The northern and western aspects of Niseko Annupuri are enigmas. They bear the full brunt of prevailing winter storms, and yet if one chooses their location right, the powder can be as deep and soft as anywhere on the mountain. One such spot is the Kita-shamen, so it had long been on our radar to check out. With a forecast of blue skies and scattered snow showers – the best forecast for Niseko I’d seen in a few weeks – it seemed like today was the day for it.
A merry group of six set off from the Annupuri gondola lower station. Still in the throes of a global pandemic, the line for the lift was civilized, unlike when Japan’s borders were open to the world.
If you’re lucky enough to be reading this whilst in Japan in the future when borders are open, I feel for the fact that you’ll also be waiting in line much longer than we did on this particular day.
We were headed for Gate 2, in order to exit the ski area and head for the summit of Niseko Annupuri. It was the first time any of us had hiked to the summit from Gate 2. There was some cursory discussion about whether to put skins on, strap skis to backpacks, or just sling skis over shoulders and boot it. We sort of decided to just boot it. At the last minute, I re-checked the map and decided it was far enough to warrant an extra few seconds strapping my skis to my pack. The others just slung skis over shoulders.

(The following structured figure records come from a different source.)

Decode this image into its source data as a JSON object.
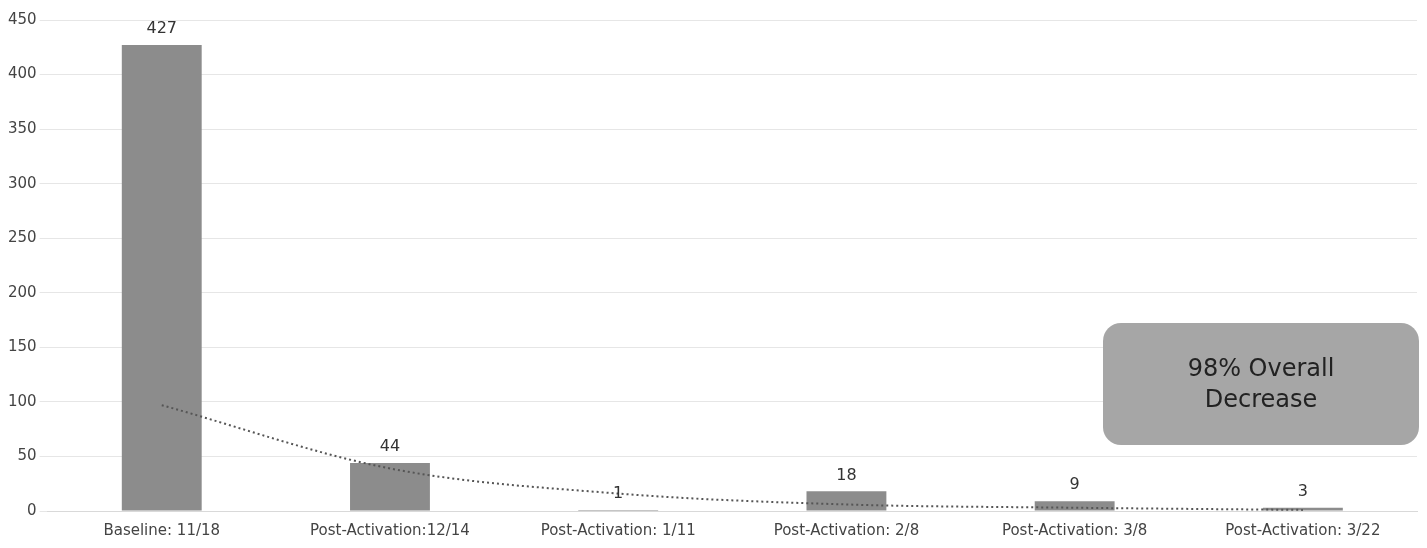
{
  "chart_data": {
    "type": "bar",
    "categories": [
      "Baseline: 11/18",
      "Post-Activation:12/14",
      "Post-Activation: 1/11",
      "Post-Activation: 2/8",
      "Post-Activation: 3/8",
      "Post-Activation: 3/22"
    ],
    "series": [
      {
        "color": "#8c8c8c",
        "values": [
          427,
          44,
          1,
          18,
          9,
          3
        ],
        "value_labels": [
          "427",
          "44",
          "1",
          "18",
          "9",
          "3"
        ]
      },
      {
        "type": "line",
        "color": "#555555",
        "values": [
          97,
          39,
          16,
          6,
          3,
          1
        ],
        "line_style": "dotted",
        "marker": "none"
      }
    ],
    "ylim": [
      0,
      450
    ],
    "yticks": [
      0,
      50,
      100,
      150,
      200,
      250,
      300,
      350,
      400,
      450
    ],
    "grid": "y",
    "legend": false,
    "annotations": [
      "98% Overall Decrease"
    ]
  }
}
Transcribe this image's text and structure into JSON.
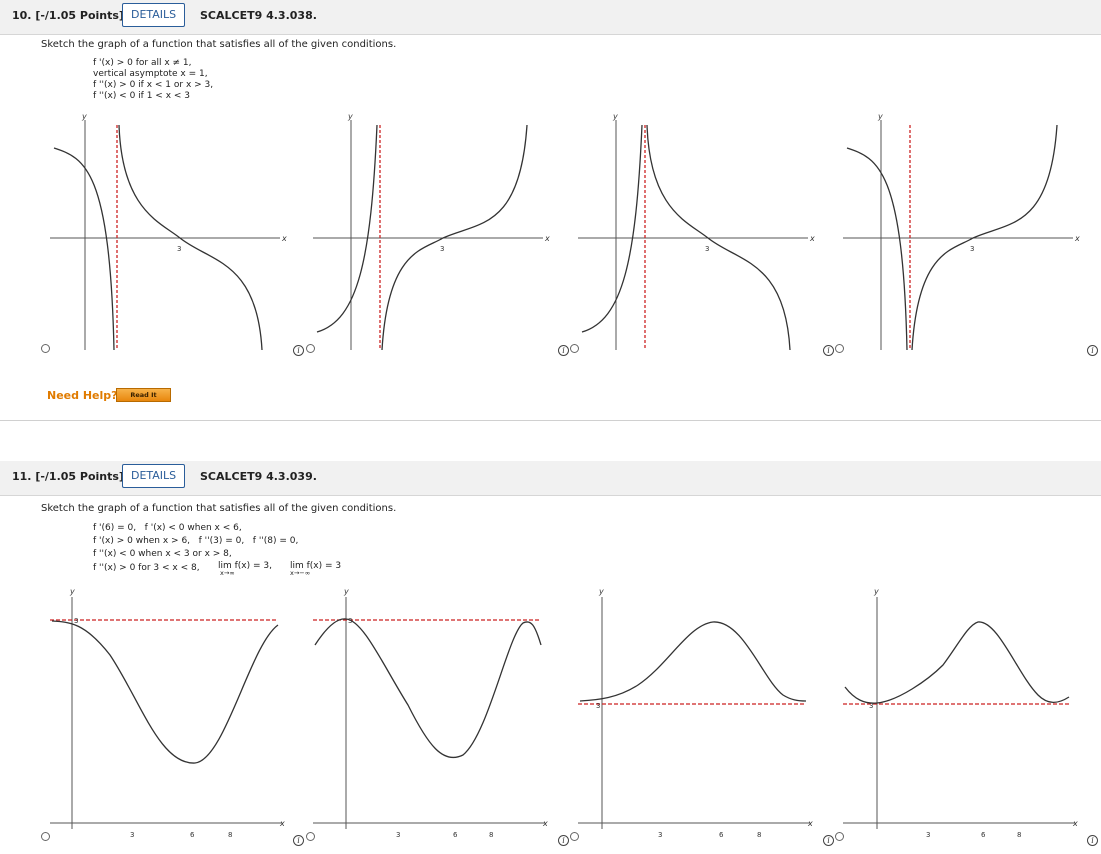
{
  "q10": {
    "number": "10. [-/1.05 Points]",
    "details_label": "DETAILS",
    "code": "SCALCET9 4.3.038.",
    "instruction": "Sketch the graph of a function that satisfies all of the given conditions.",
    "conditions": [
      "f '(x) > 0 for all x ≠ 1,",
      "vertical asymptote x = 1,",
      "f ''(x) > 0 if x < 1 or x > 3,",
      "f ''(x) < 0 if 1 < x < 3"
    ],
    "graph_axis_labels": {
      "x": "x",
      "y": "y",
      "tick": "3"
    },
    "need_help": "Need Help?",
    "read_it": "Read It"
  },
  "q11": {
    "number": "11. [-/1.05 Points]",
    "details_label": "DETAILS",
    "code": "SCALCET9 4.3.039.",
    "instruction": "Sketch the graph of a function that satisfies all of the given conditions.",
    "conditions": [
      "f '(6) = 0,   f '(x) < 0 when x < 6,",
      "f '(x) > 0 when x > 6,   f ''(3) = 0,   f ''(8) = 0,",
      "f ''(x) < 0 when x < 3 or x > 8,",
      "f ''(x) > 0 for 3 < x < 8,"
    ],
    "limit1": {
      "expr": "lim  f(x) = 3,",
      "sub": "x→∞"
    },
    "limit2": {
      "expr": "lim  f(x) = 3",
      "sub": "x→−∞"
    },
    "graph_axis_labels": {
      "x": "x",
      "y": "y",
      "tick3": "3",
      "tick6": "6",
      "tick8": "8",
      "hlabel": "3"
    }
  },
  "colors": {
    "accent": "#2a5d9a",
    "asymptote": "#cc2222",
    "curve": "#333333",
    "help": "#e07b00"
  },
  "icons": {
    "info": "info-circle-icon",
    "radio": "radio-icon"
  }
}
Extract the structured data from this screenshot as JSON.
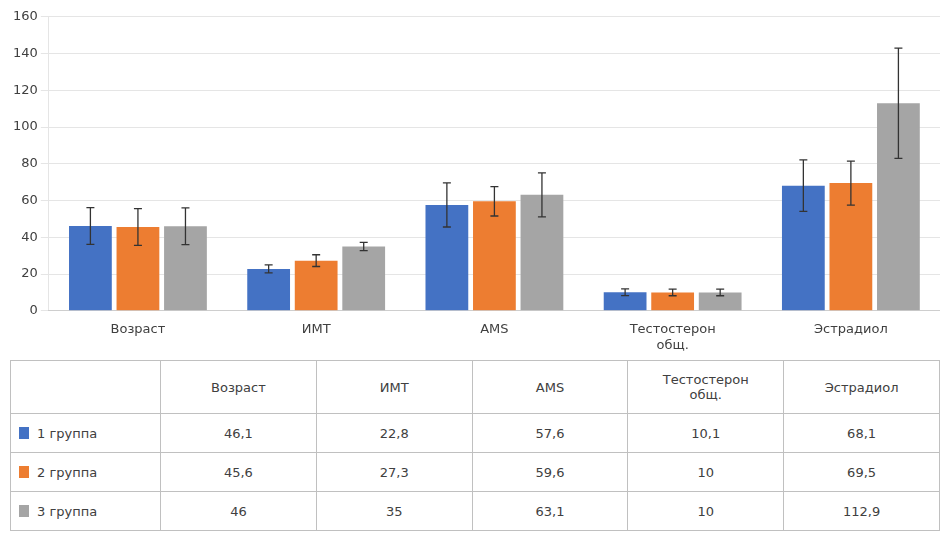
{
  "chart_data": {
    "type": "bar",
    "categories": [
      "Возраст",
      "ИМТ",
      "AMS",
      "Тестостерон\nобщ.",
      "Эстрадиол"
    ],
    "series": [
      {
        "name": "1 группа",
        "color": "#4472C4",
        "values": [
          46.1,
          22.8,
          57.6,
          10.1,
          68.1
        ],
        "errors": [
          10.0,
          2.2,
          12.0,
          1.8,
          14.0
        ],
        "value_labels": [
          "46,1",
          "22,8",
          "57,6",
          "10,1",
          "68,1"
        ]
      },
      {
        "name": "2 группа",
        "color": "#ED7D31",
        "values": [
          45.6,
          27.3,
          59.6,
          10.0,
          69.5
        ],
        "errors": [
          10.0,
          3.2,
          8.0,
          1.8,
          12.0
        ],
        "value_labels": [
          "45,6",
          "27,3",
          "59,6",
          "10",
          "69,5"
        ]
      },
      {
        "name": "3 группа",
        "color": "#A5A5A5",
        "values": [
          46.0,
          35.0,
          63.1,
          10.0,
          112.9
        ],
        "errors": [
          10.0,
          2.2,
          12.0,
          1.8,
          30.0
        ],
        "value_labels": [
          "46",
          "35",
          "63,1",
          "10",
          "112,9"
        ]
      }
    ],
    "ylim": [
      0,
      160
    ],
    "yticks": [
      0,
      20,
      40,
      60,
      80,
      100,
      120,
      140,
      160
    ],
    "grid": true
  }
}
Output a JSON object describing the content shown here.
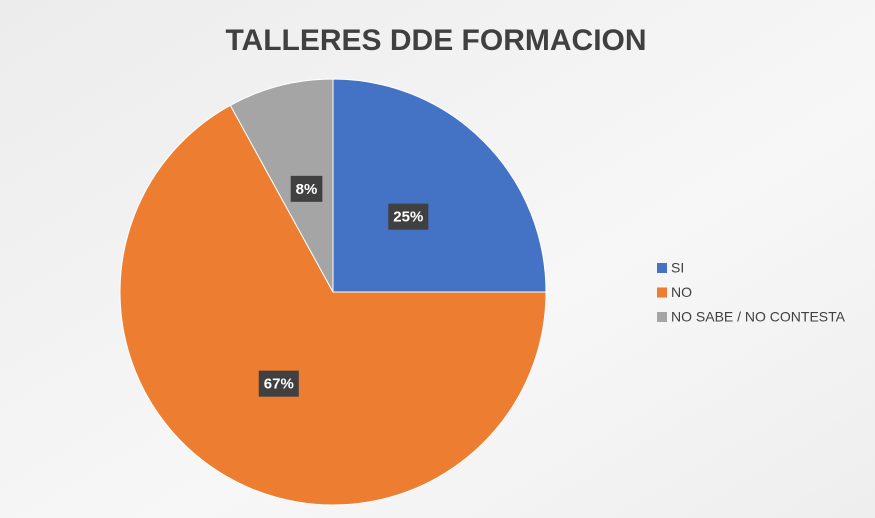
{
  "chart_data": {
    "type": "pie",
    "title": "TALLERES DDE FORMACION",
    "categories": [
      "SI",
      "NO",
      "NO SABE / NO CONTESTA"
    ],
    "values": [
      25,
      67,
      8
    ],
    "value_labels": [
      "25%",
      "67%",
      "8%"
    ],
    "colors": [
      "#4472c4",
      "#ed7d31",
      "#a5a5a5"
    ],
    "legend": "right"
  }
}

Not too far into the bootpack, we were starting to punch through to the vegetation below. This ridgeline clearly sees a lot of wind. While moderately wind-packed, the snow cover was miserly. I stopped to put my skins on, wondering if the time lost to doing so would indeed be made up for in the easier climbing.
Skins made the going much easier, however, and I even soon caught up to Matt, our man way out front. I gained the small false peak and got my first glimpse of the Hirafu hordes climbing up to the peak from Gate 3.

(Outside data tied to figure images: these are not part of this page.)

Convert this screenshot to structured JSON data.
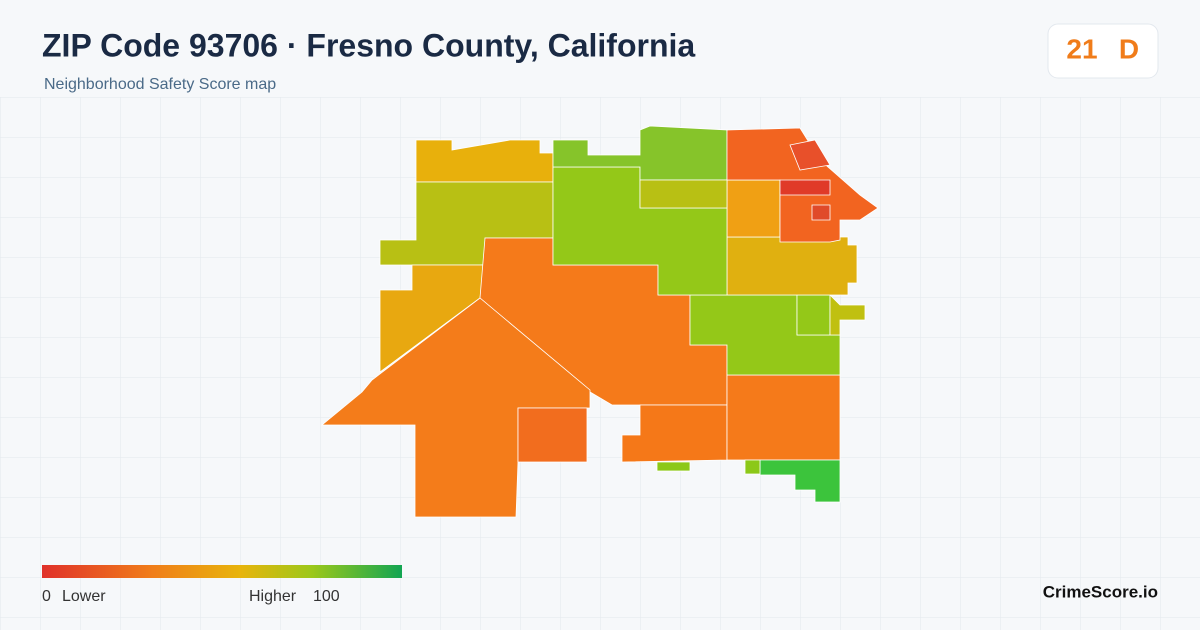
{
  "header": {
    "title": "ZIP Code 93706 · Fresno County, California",
    "subtitle": "Neighborhood Safety Score map"
  },
  "score": {
    "value": 21,
    "grade": "D"
  },
  "legend": {
    "min": 0,
    "min_label": "Lower",
    "max_label": "Higher",
    "max": 100
  },
  "brand": "CrimeScore.io"
}
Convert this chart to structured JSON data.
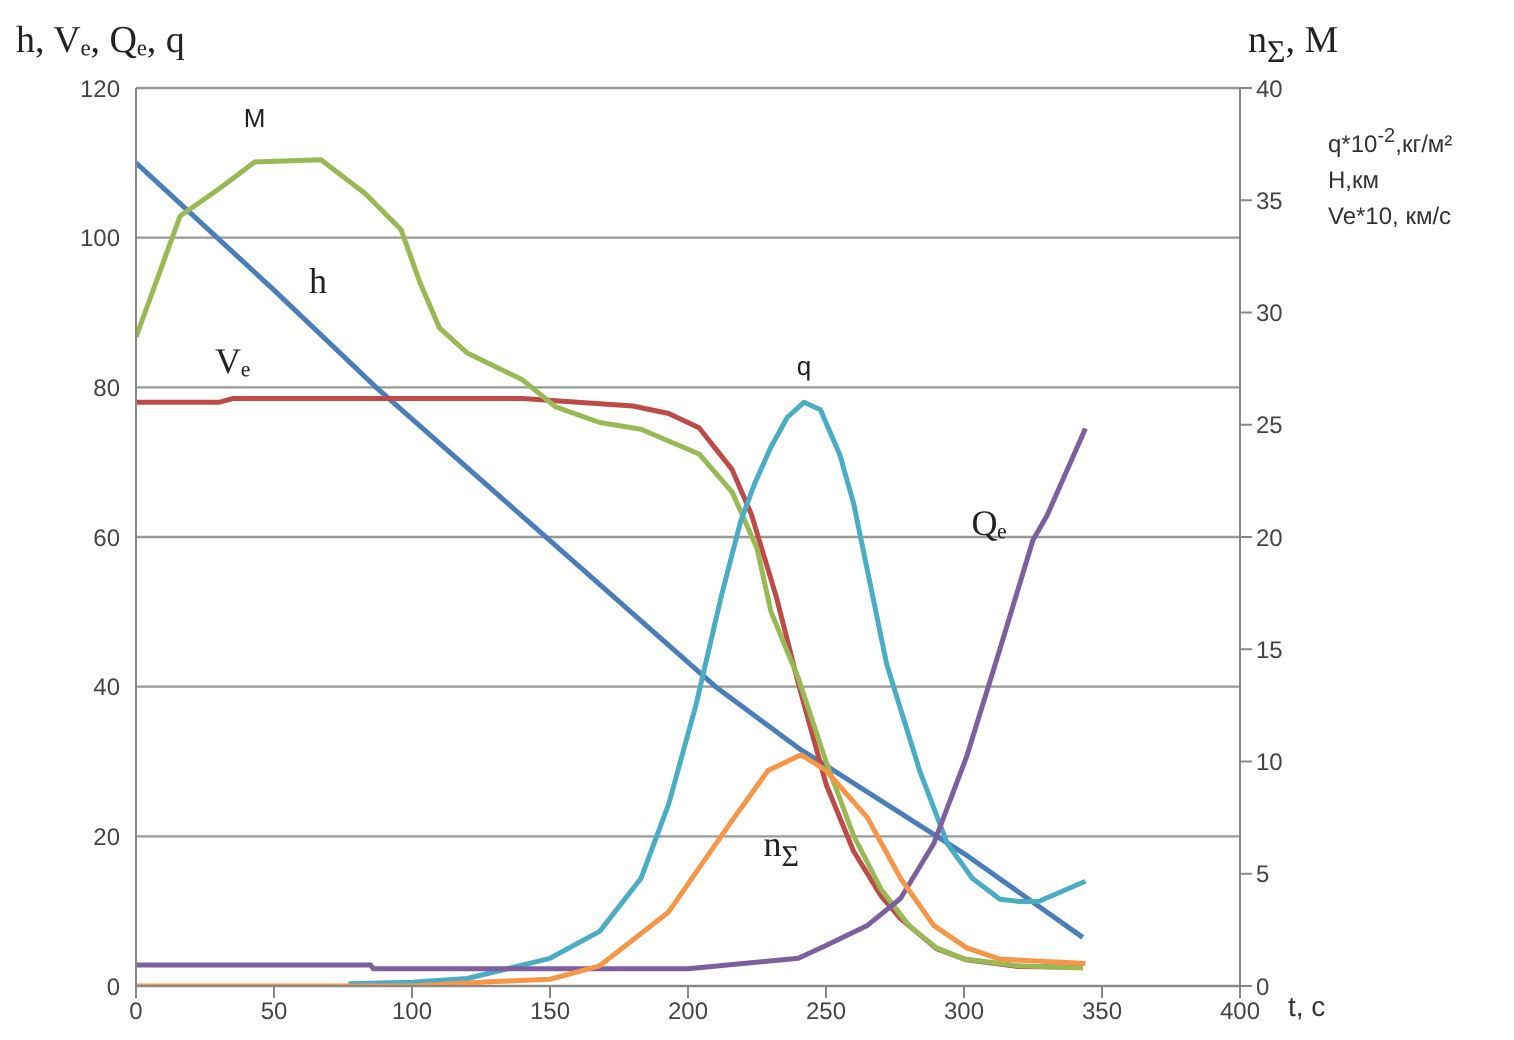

“That is nothing,” said Simon to me afterwards. “Before the pandemic it was pure bedlam!”
In contrast to the relative warm sunshine of the southeast side of the mountain, at the summit, it was blowing a gale. Visibility was less than ideal for our descent onto the north face. We all kitted up for the descent a little apprehensive of what we were getting ourselves into.
Just as we were getting ready to launch ourselves off the scoured summit edge next to the summit shelter, the clouds cleared. This allowed us to see the perfect launching pad on the short western summit ridge heading away from the shelter. It was clearly going to be powder turns the whole way. Suddenly things seemed much brighter.

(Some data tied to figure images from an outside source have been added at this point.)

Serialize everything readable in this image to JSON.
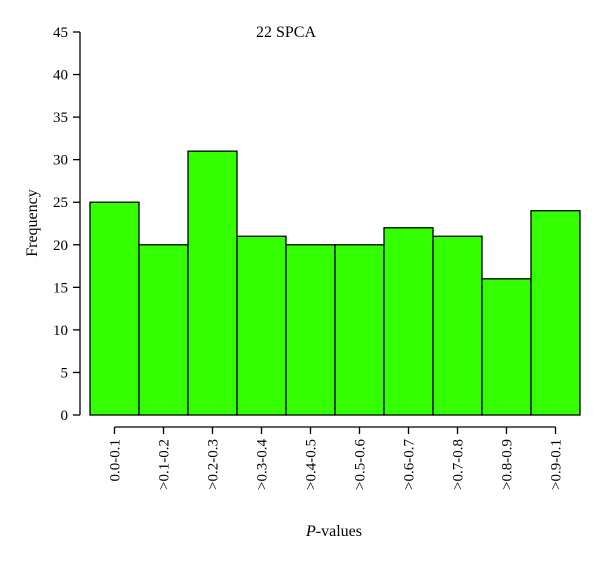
{
  "chart_data": {
    "type": "bar",
    "title": "22 SPCA",
    "xlabel_italic": "P",
    "xlabel_rest": "-values",
    "ylabel": "Frequency",
    "categories": [
      "0.0-0.1",
      ">0.1-0.2",
      ">0.2-0.3",
      ">0.3-0.4",
      ">0.4-0.5",
      ">0.5-0.6",
      ">0.6-0.7",
      ">0.7-0.8",
      ">0.8-0.9",
      ">0.9-0.1"
    ],
    "values": [
      25,
      20,
      31,
      21,
      20,
      20,
      22,
      21,
      16,
      24
    ],
    "ylim": [
      0,
      45
    ],
    "yticks": [
      0,
      5,
      10,
      15,
      20,
      25,
      30,
      35,
      40,
      45
    ],
    "grid": false,
    "bar_color": "#33ff00",
    "edge_color": "#000000"
  }
}
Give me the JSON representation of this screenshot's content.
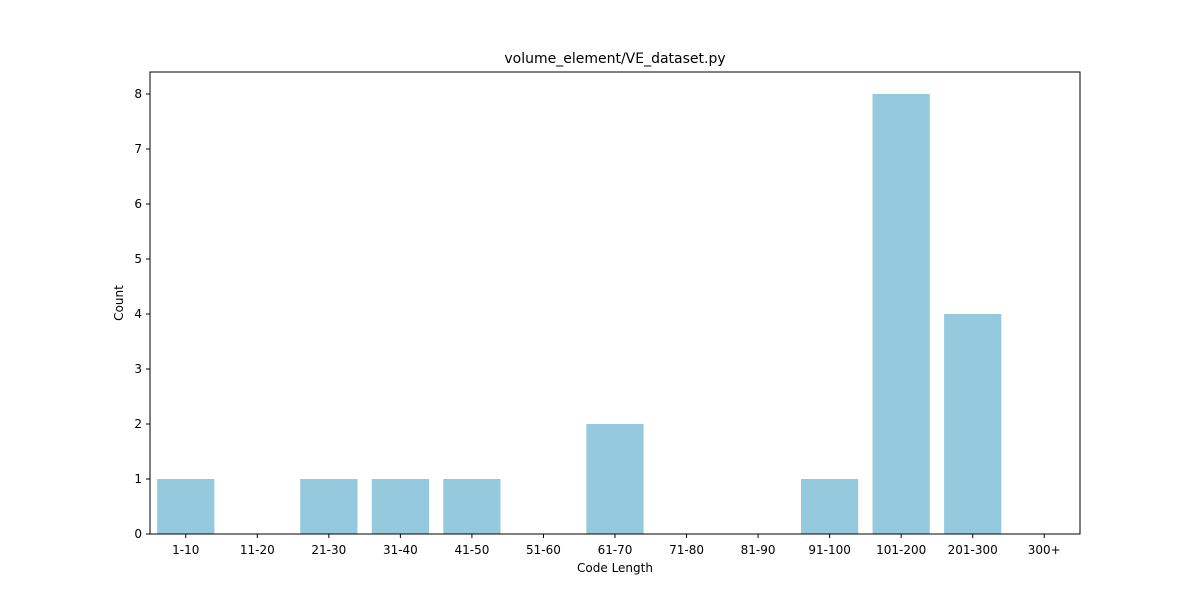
{
  "chart_data": {
    "type": "bar",
    "title": "volume_element/VE_dataset.py",
    "xlabel": "Code Length",
    "ylabel": "Count",
    "categories": [
      "1-10",
      "11-20",
      "21-30",
      "31-40",
      "41-50",
      "51-60",
      "61-70",
      "71-80",
      "81-90",
      "91-100",
      "101-200",
      "201-300",
      "300+"
    ],
    "values": [
      1,
      0,
      1,
      1,
      1,
      0,
      2,
      0,
      0,
      1,
      8,
      4,
      0
    ],
    "ylim": [
      0,
      8.4
    ],
    "yticks": [
      0,
      1,
      2,
      3,
      4,
      5,
      6,
      7,
      8
    ],
    "bar_color": "#94c9de",
    "grid": false
  }
}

A number of people had already skied the slope before us, but overall we all had untracked lines. Pure heaven.
We all regrouped near the wooded bottom of the slope, and carried on the remaining few hundred meters to Route 58. A solid skin track was already set along the road, making things almost too easy.
And now it was a bluebird day.
The temptation to ski Iwaonupuri was strong. There was, after all, a nicely set skin track most of the way to the summit. But, we had other plans. We were keen to lap the Goshiki Bowl above Goshiki Onsen.
Suffice it to say that plan worked out nicely, despite the weather that rapidly deteriorated after our Goshiki Bowl of powder (Goshiki Bowl route overview coming soon).
With the weather fast deteriorating, and certainly no time for a soak in the hot pools, we made our mad dash for the Mikaeri Bowl and final descent back to Annupuri ski area. The only redeeming factor of that return was that we had a tailwind.
I dearly wanted to take photos of that descent, but the conditions just weren’t having it. As we descended to the racetrack back to Annupuri, I saw shooting cracks extend beyond my ski tips. Wind slab was forming fast. We spent no time savouring the slope. We just went for it.
The gully and well-used racetrack spat us out as promised at the base of Annupuri ski area. We re-grouped and congratulated each other on an eventful, enjoyable adventure out back in Niseko.